"Siapa yang meniup suling malam-malam begini?"
Dialah Putri Amaliyah Velandah, emas berharga Velandia. Sudah empat tahun terakhir ia mendengar alunan indah itu setiap malam. Sebuah alunan merdu yang asalnya dari hutan. Di sana tinggal seorang lelaki tampan, tinggi dan berambut hitam legam. Dengan lihainya pria itu memainkan jarinya menutup lubang-lubang itu untuk menciptakan suara merdu yang baru.
Namanya Reza Vareza. Satu-satunya dari Ras Erza yang tersisa setelah peperangan empat tahun silam yang membantai habis seluruh keluarganya itu. ia masih menyimpan kesedihan itu, air mata, dan rasa duka yang sangat mendalam menjadi sebuah alunan sendu yang membawa kedamaian bagi yang mendengar. Bahkan mereka yang tertidur pulas bisa bermimpi indah bersama alunannya.
Sayangnya, alunan itu tidak bisa membuat yang berpipi merah merona itu tertidur. Ini membuatnya menjadi tidak tenang. Sudah lama ia selalu mendengar alunan ini setiap malam, bahkan bila bulan purnama muncul suaranya menjadi lebih merdu daripada saat yang lainnya. rasa penasarannya lebih kuat dibandingkan rasa kantuknya itu. berandai-andai, bertanya di depan cermin yang memantulkan bayangan indah lekuk tubuhnya yang menggoda.
"Apakah ia seorang penyair/pujangga yang selalu bersiul sepanjang malam bersama pawana?" tanyanya. Tiba-tiba ia langsung tertawa geli dan berkata: "Aku berharap, sih dia adalah orang yang cukup tampan untuk ku nikahi." Bayangan dalam khayalnya.

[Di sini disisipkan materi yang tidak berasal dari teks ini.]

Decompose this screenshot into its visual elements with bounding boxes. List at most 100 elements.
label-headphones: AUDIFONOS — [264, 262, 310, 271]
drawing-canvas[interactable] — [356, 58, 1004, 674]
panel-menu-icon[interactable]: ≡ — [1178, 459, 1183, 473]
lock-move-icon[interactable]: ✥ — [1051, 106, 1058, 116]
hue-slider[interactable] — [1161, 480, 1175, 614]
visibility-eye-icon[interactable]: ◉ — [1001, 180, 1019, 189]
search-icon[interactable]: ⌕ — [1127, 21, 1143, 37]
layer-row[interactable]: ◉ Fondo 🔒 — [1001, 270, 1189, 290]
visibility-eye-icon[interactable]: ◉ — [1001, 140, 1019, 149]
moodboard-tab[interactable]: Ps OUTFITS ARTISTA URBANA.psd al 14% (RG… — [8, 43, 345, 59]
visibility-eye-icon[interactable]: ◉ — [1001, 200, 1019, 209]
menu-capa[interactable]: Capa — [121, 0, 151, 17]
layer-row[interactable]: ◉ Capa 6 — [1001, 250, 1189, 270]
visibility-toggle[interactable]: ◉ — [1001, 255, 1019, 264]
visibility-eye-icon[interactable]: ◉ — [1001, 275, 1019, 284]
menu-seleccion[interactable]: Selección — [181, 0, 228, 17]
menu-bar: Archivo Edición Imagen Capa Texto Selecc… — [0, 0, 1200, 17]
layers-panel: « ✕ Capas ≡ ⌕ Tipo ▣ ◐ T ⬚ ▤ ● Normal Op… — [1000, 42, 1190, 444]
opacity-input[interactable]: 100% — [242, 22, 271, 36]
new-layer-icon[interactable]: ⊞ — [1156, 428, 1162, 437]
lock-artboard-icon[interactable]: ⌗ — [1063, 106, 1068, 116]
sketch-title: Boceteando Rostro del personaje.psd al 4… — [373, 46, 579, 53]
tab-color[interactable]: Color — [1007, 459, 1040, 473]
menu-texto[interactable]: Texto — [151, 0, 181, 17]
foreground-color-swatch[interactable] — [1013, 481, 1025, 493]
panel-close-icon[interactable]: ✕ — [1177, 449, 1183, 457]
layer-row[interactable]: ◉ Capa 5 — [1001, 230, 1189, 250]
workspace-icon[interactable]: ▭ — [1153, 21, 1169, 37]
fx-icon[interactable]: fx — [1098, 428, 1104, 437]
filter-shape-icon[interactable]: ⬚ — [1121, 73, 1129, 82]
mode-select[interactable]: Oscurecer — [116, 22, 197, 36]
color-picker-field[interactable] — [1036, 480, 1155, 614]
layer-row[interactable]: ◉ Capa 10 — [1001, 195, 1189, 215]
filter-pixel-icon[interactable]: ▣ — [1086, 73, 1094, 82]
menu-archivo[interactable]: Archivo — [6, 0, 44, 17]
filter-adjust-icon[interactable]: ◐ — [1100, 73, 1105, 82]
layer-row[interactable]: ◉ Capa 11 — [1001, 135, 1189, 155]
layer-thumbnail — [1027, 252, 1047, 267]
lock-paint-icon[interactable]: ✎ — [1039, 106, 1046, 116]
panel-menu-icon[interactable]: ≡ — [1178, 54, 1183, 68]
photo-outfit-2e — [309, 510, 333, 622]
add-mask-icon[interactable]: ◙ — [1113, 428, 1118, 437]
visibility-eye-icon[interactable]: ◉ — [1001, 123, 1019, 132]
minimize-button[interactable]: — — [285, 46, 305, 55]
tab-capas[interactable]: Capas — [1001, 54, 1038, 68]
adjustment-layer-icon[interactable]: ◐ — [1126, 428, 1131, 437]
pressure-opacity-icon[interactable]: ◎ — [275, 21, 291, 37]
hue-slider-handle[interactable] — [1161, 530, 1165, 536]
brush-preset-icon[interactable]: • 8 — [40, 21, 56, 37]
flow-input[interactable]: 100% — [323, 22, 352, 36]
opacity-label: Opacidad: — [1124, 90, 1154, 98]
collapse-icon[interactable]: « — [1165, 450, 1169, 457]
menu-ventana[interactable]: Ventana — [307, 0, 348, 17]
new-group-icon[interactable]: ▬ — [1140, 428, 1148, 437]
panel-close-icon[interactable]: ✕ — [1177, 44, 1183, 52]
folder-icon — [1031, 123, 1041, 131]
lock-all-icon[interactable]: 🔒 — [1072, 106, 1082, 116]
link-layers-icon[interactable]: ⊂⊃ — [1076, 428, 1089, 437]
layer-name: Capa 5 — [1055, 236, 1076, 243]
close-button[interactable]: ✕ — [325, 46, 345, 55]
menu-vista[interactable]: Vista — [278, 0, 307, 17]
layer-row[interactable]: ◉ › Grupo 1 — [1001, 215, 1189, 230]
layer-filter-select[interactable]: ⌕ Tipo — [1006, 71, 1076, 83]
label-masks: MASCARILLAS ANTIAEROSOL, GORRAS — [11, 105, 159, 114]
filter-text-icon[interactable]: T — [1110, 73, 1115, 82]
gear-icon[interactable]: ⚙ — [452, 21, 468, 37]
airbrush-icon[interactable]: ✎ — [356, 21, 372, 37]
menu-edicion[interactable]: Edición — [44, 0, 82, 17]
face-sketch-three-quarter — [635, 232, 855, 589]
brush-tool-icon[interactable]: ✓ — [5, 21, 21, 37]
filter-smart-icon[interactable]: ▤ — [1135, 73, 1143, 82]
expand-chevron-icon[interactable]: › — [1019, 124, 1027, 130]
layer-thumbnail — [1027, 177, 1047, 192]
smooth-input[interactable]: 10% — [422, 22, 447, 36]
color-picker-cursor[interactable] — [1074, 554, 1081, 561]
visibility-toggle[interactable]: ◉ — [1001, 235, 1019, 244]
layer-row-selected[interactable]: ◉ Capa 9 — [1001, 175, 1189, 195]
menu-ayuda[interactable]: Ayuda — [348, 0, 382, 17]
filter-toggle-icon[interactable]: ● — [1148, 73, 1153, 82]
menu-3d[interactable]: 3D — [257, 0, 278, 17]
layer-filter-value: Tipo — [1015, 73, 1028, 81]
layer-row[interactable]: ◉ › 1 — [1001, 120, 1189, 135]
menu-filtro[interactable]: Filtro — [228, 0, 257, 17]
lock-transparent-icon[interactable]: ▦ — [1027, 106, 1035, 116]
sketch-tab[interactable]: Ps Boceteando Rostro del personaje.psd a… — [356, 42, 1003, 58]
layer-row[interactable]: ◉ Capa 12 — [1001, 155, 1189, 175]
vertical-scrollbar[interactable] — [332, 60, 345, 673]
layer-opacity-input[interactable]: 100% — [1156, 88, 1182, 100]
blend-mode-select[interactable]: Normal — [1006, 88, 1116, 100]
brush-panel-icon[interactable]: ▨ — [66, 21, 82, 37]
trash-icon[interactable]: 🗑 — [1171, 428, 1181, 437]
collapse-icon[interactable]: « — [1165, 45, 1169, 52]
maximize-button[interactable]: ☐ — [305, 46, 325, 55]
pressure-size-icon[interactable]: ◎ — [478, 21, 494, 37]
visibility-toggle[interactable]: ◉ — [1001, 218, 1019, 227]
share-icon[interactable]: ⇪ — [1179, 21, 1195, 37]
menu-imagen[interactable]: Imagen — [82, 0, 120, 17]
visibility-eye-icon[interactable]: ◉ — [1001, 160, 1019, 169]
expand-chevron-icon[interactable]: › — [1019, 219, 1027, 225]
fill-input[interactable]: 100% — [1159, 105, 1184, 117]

Tidaklah lama sang pawana masih mengantarkan alunan indah itu kepadanya, ada yang mengetuk pintu kamarnya. "Tuan Putri, apakah anda masih belum tidur?"
Pintu itu terbuka dengan sendirinya. Ada wajah tampan lainnya di sini. bergantungkan pedang di pinggang kirinya dan masih berbaju zirah. Rambutnya panjang dan berwarna jingga menyilaukan bagai sang fajar yang baru bersinar. Prajurit itu baru saja pulang setelah menyelesaikan perintah daripada rajanya.

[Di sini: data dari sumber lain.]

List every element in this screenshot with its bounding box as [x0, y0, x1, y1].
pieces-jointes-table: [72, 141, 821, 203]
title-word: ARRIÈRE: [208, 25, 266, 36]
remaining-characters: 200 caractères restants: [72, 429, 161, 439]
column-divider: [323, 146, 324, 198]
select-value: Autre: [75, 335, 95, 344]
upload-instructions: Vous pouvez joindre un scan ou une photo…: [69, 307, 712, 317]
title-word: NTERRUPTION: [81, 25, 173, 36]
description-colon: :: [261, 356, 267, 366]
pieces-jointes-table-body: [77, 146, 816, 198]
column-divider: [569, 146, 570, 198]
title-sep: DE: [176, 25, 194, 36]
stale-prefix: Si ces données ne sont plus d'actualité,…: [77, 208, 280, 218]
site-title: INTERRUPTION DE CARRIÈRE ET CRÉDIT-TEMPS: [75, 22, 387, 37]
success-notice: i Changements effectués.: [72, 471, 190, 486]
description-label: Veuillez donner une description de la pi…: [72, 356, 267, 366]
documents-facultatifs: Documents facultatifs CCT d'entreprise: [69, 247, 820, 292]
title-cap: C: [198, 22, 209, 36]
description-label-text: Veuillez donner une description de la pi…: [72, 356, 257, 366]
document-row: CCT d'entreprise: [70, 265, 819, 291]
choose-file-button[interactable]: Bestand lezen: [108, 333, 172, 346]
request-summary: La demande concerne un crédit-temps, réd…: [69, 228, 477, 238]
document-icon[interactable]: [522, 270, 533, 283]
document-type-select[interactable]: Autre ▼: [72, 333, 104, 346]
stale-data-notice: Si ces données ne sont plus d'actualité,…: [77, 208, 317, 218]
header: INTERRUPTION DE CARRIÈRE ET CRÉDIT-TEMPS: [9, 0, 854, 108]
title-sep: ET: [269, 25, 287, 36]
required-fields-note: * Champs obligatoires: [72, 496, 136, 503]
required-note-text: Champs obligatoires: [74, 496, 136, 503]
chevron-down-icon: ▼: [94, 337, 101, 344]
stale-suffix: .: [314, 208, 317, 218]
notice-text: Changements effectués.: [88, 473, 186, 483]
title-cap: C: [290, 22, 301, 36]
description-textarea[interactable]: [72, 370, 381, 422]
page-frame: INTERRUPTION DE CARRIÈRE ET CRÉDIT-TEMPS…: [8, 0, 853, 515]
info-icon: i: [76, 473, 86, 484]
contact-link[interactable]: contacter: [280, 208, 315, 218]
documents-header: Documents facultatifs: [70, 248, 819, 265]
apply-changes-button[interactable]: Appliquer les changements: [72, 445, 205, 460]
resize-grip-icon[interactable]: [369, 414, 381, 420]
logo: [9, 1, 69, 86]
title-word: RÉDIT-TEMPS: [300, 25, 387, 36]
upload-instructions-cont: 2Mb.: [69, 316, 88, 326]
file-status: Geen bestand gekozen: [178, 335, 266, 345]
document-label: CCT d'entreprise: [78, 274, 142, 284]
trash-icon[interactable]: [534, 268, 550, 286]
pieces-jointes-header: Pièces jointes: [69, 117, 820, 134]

"Kau sudah menyebarkan undangannya?" tanya Tuan Putri dengan tidak sabar.
"Tentu Tuan Putri, aku dan para prajurit telah menyebarkannya ke penjuru dataran." Jawabnya, bertekuk lutut di hadapannya.
"Aku berharap ia akan datang padaku." harapnya, ia masih menikmati alunan damai itu dan menatapi indahnya bulan purnama di balik jendela.
"Alunannya bagaikan sebuah mantra yang telah menyihir diriku untuk jatuh hati padanya."
"Para penyair/pujangga dari berbagai belahan dunia akan datang seminggu lagi, Tuan Putri. Hamba memohon kepada anda untuk bersabar." Pinta yang bertekuk lutut, alunannya masih terdengar, sangat merdu dan indah.
"Hamba yakin, Tuan Putri pasti penasaran akan jari di balik tiap alunan merdunya, Tuan Putri sangat ingin tahu akan wajah di balik tiap melodi indahnya, dan Tuan Putri pasti sangat teringin melihat siapa di balik nada damainya?"
"Hanya sayembara itu yang bisa menghapus rasa penasaranku itu, Zeras. Hanya sayembara itu yang bisa menjawab semua pertanyaan yang ada dalam hatiku." Jawab sang putri.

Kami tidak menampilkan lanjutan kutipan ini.